When I was a young man, working through a medical course in the 1960s, there were 10,000 psychiatric beds in the State of Victoria. That is, in a population of about 3 million. Now our population has doubled and the number of psychiatric beds has fallen by about 80%. We spent weeks and weeks’ as students’ in the confines of psychiatric hospitals talking to the ‘disturbed’ and ‘mentally ill’. Merely a generation earlier these institutions were called lunatic asylums. The deinstitutionalization of psychiatric care was one of the greatest advances in medical care of the modern era, and it was no accident.
There were many triggers for this movement. David Rosenhan published a landmark study in Science in 1973. He broke every rule in the clinical trial handbook of today, but it worked in 1973. The study was called “On being sane in insane places”. Eight volunteers pretended to hear voices, and were soon admitted to psychiatric hospitals, whereupon they immediately behaved in a completely sane manner. This is not the forum to describe their inpatient experiences, the report is easily available, but seven were finally discharged with a diagnosis of ‘schizophrenia in remission’.
And the previous year, in 1972, Thomas Szasz published one of the great iconoclastic medical books of last century, The Myth of Mental Illness. To give you an idea of his approach, right at the beginning, on page 11, he writes: ‘bodily illness stands in the same relation to mental illness as a defective television receiver stands to an objectionable television programme’. Szasz then applied a scalpel to entrenched psychiatry, working his way from Hysteria of the 19th Century
through rules and societal acceptance and odd behaviour and game-playing and everything else that psychoanalysts said. I once attended a meeting in the nineties on somatoform disorders mimicking allergy. I asked the guest psychiatrist about his views on Szasz. He replied: ‘Well, Szasz was an essayist’. I think he meant that Szasz was to psychiatry as Nietzsche was to philosophy. Both had the ability and desire to write about complex matters in a populist manner. I also thought that it was a backhanded compliment. But I had, and continue to have, a lot of time for Thomas Szasz. He wrote that the incarceration of the mentally ill was a crime against humanity. He felt that most people labelled as mentally ill were dealing with the personal, social and ethical problems of life in a manner that was different to the majority. He reserved restraint only for those who would harm themselves or others. And Szasz was one of the first psychiatrists to challenge the idea that homosexuality was a form of ‘mental illness’ or ‘disease’.

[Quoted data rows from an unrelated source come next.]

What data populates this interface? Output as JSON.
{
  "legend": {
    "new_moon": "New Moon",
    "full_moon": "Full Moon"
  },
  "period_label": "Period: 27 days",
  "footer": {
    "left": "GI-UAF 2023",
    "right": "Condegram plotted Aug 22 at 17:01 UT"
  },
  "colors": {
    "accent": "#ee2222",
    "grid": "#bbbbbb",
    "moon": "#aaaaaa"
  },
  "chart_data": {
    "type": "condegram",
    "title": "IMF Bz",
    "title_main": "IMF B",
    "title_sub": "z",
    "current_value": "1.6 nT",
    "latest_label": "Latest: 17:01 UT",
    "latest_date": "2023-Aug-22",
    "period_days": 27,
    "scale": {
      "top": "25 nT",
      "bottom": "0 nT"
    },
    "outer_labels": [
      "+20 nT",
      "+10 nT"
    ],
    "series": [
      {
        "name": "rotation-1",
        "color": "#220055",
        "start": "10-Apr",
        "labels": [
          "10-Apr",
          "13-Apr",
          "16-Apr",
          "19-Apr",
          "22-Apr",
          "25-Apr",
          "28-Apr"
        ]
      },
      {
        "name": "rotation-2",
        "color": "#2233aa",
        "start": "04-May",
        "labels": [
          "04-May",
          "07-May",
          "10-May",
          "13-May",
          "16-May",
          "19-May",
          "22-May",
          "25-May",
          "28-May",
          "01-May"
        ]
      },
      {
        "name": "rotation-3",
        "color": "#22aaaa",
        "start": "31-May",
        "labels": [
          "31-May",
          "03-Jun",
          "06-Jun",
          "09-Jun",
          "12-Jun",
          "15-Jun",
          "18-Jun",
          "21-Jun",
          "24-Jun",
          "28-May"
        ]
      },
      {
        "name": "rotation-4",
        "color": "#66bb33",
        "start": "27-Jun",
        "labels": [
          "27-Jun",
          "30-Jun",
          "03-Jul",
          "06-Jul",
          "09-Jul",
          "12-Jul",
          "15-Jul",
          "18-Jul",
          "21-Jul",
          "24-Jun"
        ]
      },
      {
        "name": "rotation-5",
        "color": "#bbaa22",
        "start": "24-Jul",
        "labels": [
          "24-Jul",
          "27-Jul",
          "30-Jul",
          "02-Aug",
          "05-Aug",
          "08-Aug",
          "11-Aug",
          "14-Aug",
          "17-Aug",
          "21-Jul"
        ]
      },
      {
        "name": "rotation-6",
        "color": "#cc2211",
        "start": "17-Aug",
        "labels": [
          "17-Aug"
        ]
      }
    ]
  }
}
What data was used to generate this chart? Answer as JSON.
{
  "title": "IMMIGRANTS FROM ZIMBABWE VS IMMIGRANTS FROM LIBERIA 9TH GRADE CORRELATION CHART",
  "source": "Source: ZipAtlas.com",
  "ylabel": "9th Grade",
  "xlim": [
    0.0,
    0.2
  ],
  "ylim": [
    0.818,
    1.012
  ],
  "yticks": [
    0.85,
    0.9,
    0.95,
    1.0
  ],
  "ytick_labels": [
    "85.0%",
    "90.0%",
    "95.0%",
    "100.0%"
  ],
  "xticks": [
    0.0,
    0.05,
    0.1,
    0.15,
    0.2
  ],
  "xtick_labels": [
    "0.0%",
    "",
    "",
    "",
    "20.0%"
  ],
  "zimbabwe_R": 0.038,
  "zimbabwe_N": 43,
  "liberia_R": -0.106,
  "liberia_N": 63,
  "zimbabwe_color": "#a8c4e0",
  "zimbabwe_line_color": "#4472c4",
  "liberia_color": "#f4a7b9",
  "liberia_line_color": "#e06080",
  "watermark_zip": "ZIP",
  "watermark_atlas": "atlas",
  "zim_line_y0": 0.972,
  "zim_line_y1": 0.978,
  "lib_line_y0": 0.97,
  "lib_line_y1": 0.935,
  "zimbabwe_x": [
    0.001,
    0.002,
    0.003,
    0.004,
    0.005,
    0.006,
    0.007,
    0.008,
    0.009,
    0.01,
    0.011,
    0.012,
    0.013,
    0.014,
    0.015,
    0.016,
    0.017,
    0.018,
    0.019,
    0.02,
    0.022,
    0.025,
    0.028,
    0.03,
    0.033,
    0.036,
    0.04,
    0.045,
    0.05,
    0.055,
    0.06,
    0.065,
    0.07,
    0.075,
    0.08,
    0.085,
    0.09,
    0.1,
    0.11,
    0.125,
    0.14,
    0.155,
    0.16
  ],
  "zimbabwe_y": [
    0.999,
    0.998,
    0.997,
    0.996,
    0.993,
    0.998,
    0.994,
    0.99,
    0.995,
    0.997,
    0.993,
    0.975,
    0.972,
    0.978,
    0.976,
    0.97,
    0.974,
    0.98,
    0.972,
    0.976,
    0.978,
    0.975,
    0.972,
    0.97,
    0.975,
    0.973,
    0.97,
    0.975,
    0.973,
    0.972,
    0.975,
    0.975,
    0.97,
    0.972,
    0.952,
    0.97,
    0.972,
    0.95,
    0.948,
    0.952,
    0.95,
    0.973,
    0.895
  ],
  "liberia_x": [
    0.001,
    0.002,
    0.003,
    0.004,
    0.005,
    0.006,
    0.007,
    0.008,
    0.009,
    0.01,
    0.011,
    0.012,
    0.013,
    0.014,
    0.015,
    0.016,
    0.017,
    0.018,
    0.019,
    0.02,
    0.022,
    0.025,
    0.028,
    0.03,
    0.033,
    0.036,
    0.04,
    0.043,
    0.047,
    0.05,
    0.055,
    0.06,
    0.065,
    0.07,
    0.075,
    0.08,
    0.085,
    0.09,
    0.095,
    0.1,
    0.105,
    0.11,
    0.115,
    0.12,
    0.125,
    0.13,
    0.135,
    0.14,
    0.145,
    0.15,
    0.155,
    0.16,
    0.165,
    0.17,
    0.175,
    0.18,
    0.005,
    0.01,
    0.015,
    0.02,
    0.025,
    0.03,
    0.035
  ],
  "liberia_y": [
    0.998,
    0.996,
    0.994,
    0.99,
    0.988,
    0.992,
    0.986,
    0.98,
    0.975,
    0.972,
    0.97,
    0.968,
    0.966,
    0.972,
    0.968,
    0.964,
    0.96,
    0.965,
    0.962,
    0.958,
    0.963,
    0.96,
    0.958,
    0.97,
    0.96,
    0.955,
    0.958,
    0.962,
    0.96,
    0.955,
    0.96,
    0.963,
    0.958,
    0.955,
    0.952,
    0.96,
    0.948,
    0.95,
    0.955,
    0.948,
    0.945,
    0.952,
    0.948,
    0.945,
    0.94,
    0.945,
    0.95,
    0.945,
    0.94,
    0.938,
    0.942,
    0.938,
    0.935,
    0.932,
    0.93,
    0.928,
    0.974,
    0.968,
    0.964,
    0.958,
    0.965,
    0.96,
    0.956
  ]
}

I remember being especially shaken by his statement that ‘mental illness is a metaphor‘. He believed that minds can be ‘sick’ only in the sense that jokes can be ‘sick’. His assertion that true mental symptoms arise from physical abnormalities in the brain has, of course, proved correct. And, what’s more, neuroscience will sort out those physical abnormalities for us. At the moment, however, we still use the term mental illness, albeit in a non-pejorative way. That’s progress, but until we do away with the term completely, and assert, like Szasz, that it is indeed a metaphor, we will still be hamstrung by history.
Postscript: Thomas Szasz died on September 8th, 2012. He was a man of his time, forgotten by those who assume that automatic incarceration of mentally disturbed people was something that stopped in the 19th Century, or that homosexuality was only thought of as a mental illness in the Middle Ages. But I remember him, and I re-read ‘The Myth of Mental Illness’ regularly to remind myself of the power its words had over me as a young doctor. I can forgive his anti-psychiatric stance that continued to his death. I can forgive his dalliance with Scientology (he was never a member). He, and others like him, liberated tens of thousands of people from institutionalization, and thus paved the way for a more humanistic approach to psychiatry. Is mental illness a metaphor? In his time – yes. He was trying to change a corrupted (as opposed to corrupt) system. Is mental illness still a metaphor today? I’ll let you judge that.